Rangel et al., Journal of the American Academy of Dermatology,
doi:10.1016/j.jaad.2020.10.098 (Peer Reviewed)
Chronic Hydroxychloroquine Therapy and COVID-19 Outcomes: A Retrospective Case-Control Analysis
Retrospective 50 COVID-19 patients that take chronic HCQ, compared to a matched sample of patients not taking chronic HCQ, showing lower mortality and ICU admission, and shorter hospitalization for HCQ patients, but not statistically significant due to the small number of events.

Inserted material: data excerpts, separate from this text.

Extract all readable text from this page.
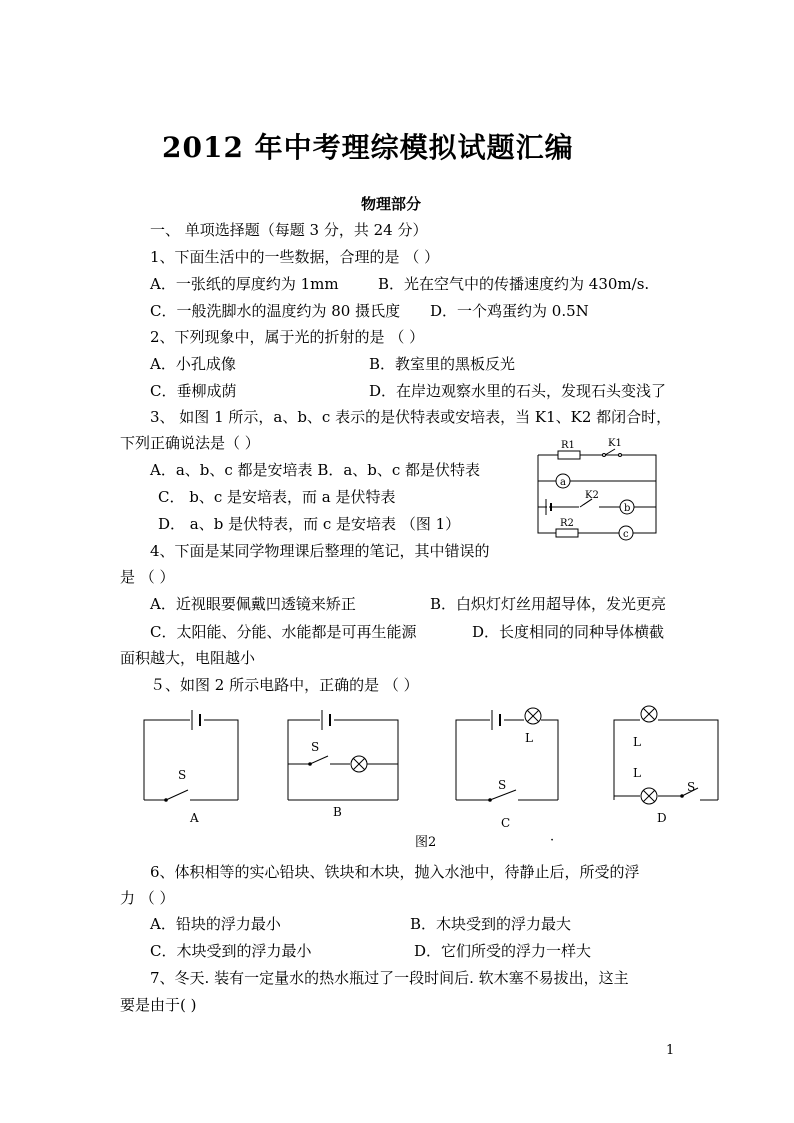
2012 年中考理综模拟试题汇编
物理部分
一、 单项选择题（每题 3 分，共 24 分）
1、下面生活中的一些数据，合理的是 （ ）
A．一张纸的厚度约为 1mm	B．光在空气中的传播速度约为 430m/s.
C．一般洗脚水的温度约为 80 摄氏度 D．一个鸡蛋约为 0.5N
2、下列现象中，属于光的折射的是 （ ）
A．小孔成像	B．教室里的黑板反光
C．垂柳成荫	D．在岸边观察水里的石头，发现石头变浅了
3、 如图 1 所示，a、b、c 表示的是伏特表或安培表，当 K1、K2 都闭合时，
下列正确说法是（ ）
A．a、b、c 都是安培表 B．a、b、c 都是伏特表
C． b、c 是安培表，而 a 是伏特表
D． a、b 是伏特表，而 c 是安培表 （图 1）
R1	K1
a
K2
b
R2
c
4、下面是某同学物理课后整理的笔记，其中错误的
是 （ ）
A．近视眼要佩戴凹透镜来矫正	B．白炽灯灯丝用超导体，发光更亮
C．太阳能、分能、水能都是可再生能源	D．长度相同的同种导体横截
面积越大，电阻越小
５、如图 2 所示电路中，正确的是 （ ）
S
A
S
B
L
S
C
L
L
S
D
图2	·
6、体积相等的实心铅块、铁块和木块，抛入水池中，待静止后，所受的浮
力 （ ）
A．铅块的浮力最小	B．木块受到的浮力最大
C．木块受到的浮力最小	D．它们所受的浮力一样大
7、冬天. 装有一定量水的热水瓶过了一段时间后. 软木塞不易拔出，这主
要是由于( )
1
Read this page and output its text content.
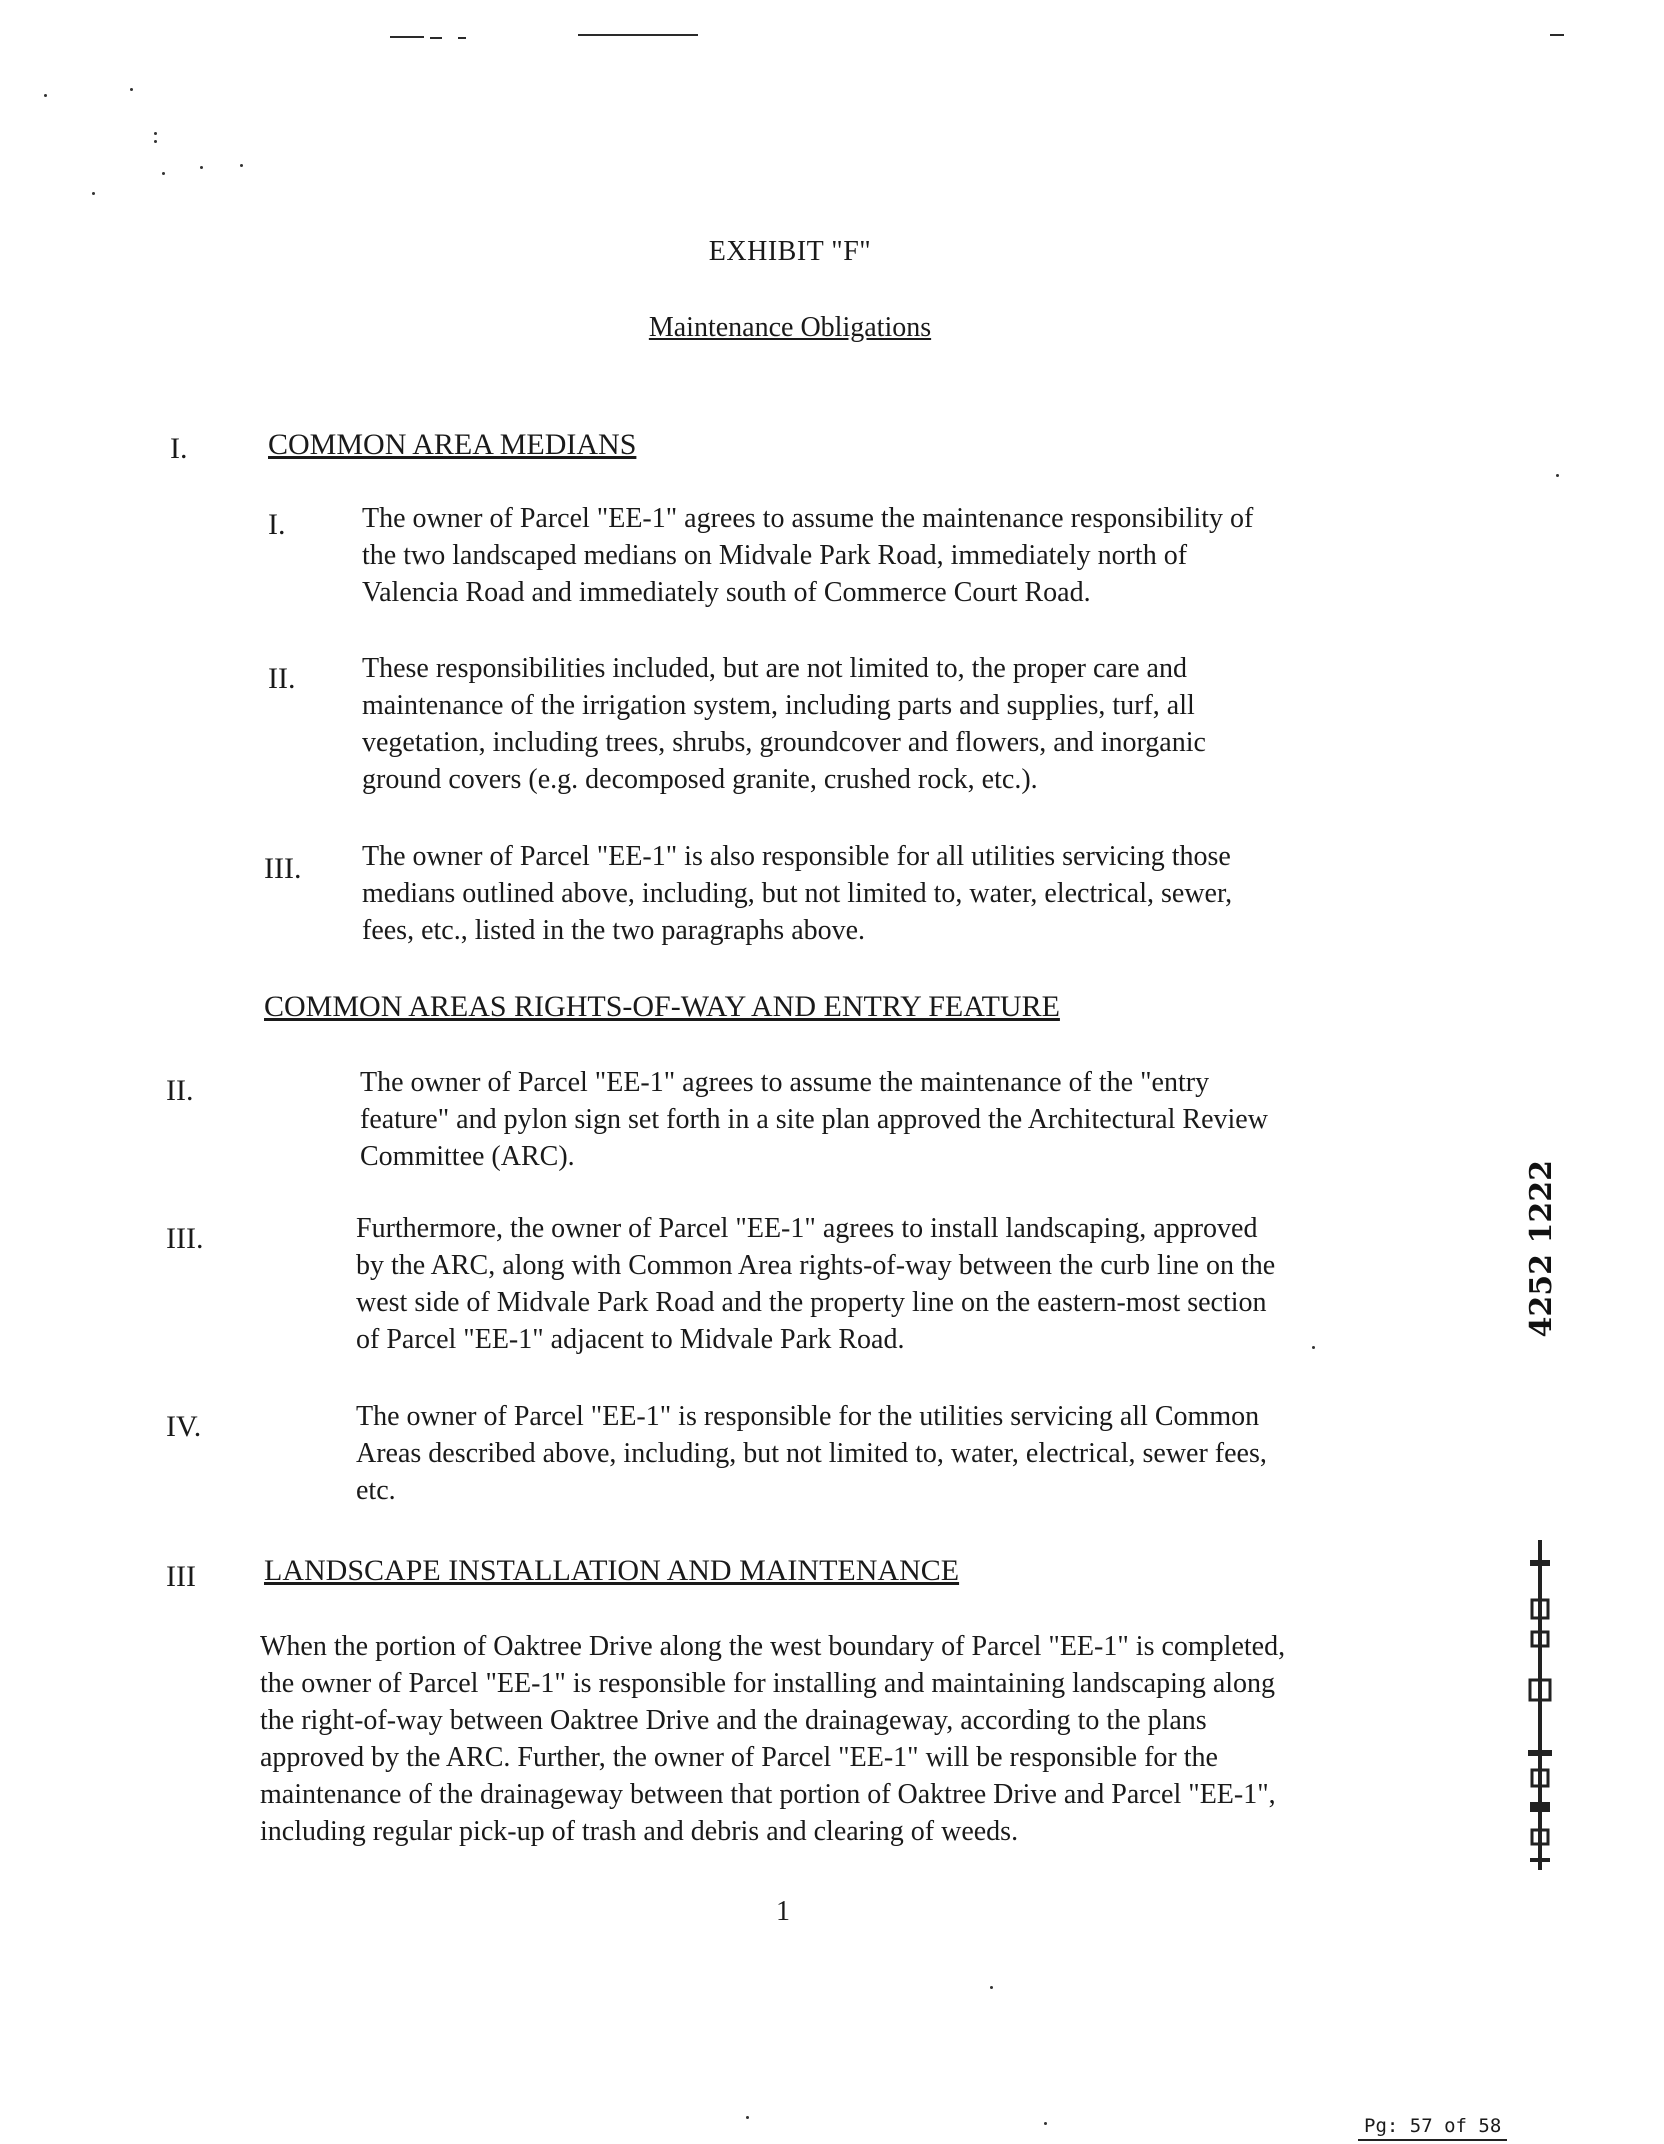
EXHIBIT "F"
Maintenance Obligations
I.	COMMON AREA MEDIANS
I.	The owner of Parcel "EE-1" agrees to assume the maintenance responsibility of
the two landscaped medians on Midvale Park Road, immediately north of
Valencia Road and immediately south of Commerce Court Road.
II. These responsibilities included, but are not limited to, the proper care and
maintenance of the irrigation system, including parts and supplies, turf, all
vegetation, including trees, shrubs, groundcover and flowers, and inorganic
ground covers (e.g. decomposed granite, crushed rock, etc.).
III. The owner of Parcel "EE-1" is also responsible for all utilities servicing those
medians outlined above, including, but not limited to, water, electrical, sewer,
fees, etc., listed in the two paragraphs above.
COMMON AREAS RIGHTS-OF-WAY AND ENTRY FEATURE
II.	The owner of Parcel "EE-1" agrees to assume the maintenance of the "entry
feature" and pylon sign set forth in a site plan approved the Architectural Review
Committee (ARC).
III.	Furthermore, the owner of Parcel "EE-1" agrees to install landscaping, approved
by the ARC, along with Common Area rights-of-way between the curb line on the
west side of Midvale Park Road and the property line on the eastern-most section
of Parcel "EE-1" adjacent to Midvale Park Road.
IV.	The owner of Parcel "EE-1" is responsible for the utilities servicing all Common
Areas described above, including, but not limited to, water, electrical, sewer fees,
etc.
III LANDSCAPE INSTALLATION AND MAINTENANCE
When the portion of Oaktree Drive along the west boundary of Parcel "EE-1" is completed,
the owner of Parcel "EE-1" is responsible for installing and maintaining landscaping along
the right-of-way between Oaktree Drive and the drainageway, according to the plans
approved by the ARC. Further, the owner of Parcel "EE-1" will be responsible for the
maintenance of the drainageway between that portion of Oaktree Drive and Parcel "EE-1",
including regular pick-up of trash and debris and clearing of weeds.
1
4252 1222
Pg: 57 of 58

The actual benefit for HCQ could be much larger. The study does not address the risk of being sick enough to visit the hospital. HCQ users are likely systemic autoimmune disease patients and authors do not adjust for the very different baseline risk for these patients. Other research shows that the risk of COVID-19 for systemic autoimmune disease patients is much higher overall, Ferri et al. show OR 4.42,
p<0.001 [1].
Rangel et al., 1/10/2021, retrospective, USA, North America, peer-reviewed, 5 authors.
risk of death, 25.1% lower, RR 0.75, p = 0.77, treatment 4 of 50 (8.0%), control 11 of 103 (10.7%), from all patients.
risk of hospitalization, 22.2% lower, RR 0.78, p = 0.29, treatment 17 of 50 (34.0%), control 45 of 103 (43.7%).
hospitalization time, 41.2% lower, relative time 0.59, p = 0.12, treatment 21, control 54.
This study is excluded in meta analysis: not fully adjusting for the different baseline risk of systemic autoimmune patients.
Effect extraction follows
pre-specified rules
prioritizing more serious outcomes. For an individual study the most serious
outcome may have a smaller number of events and lower statistical signficance,
however this provides the strongest evidence for the most serious outcomes
when combining the results of many trials.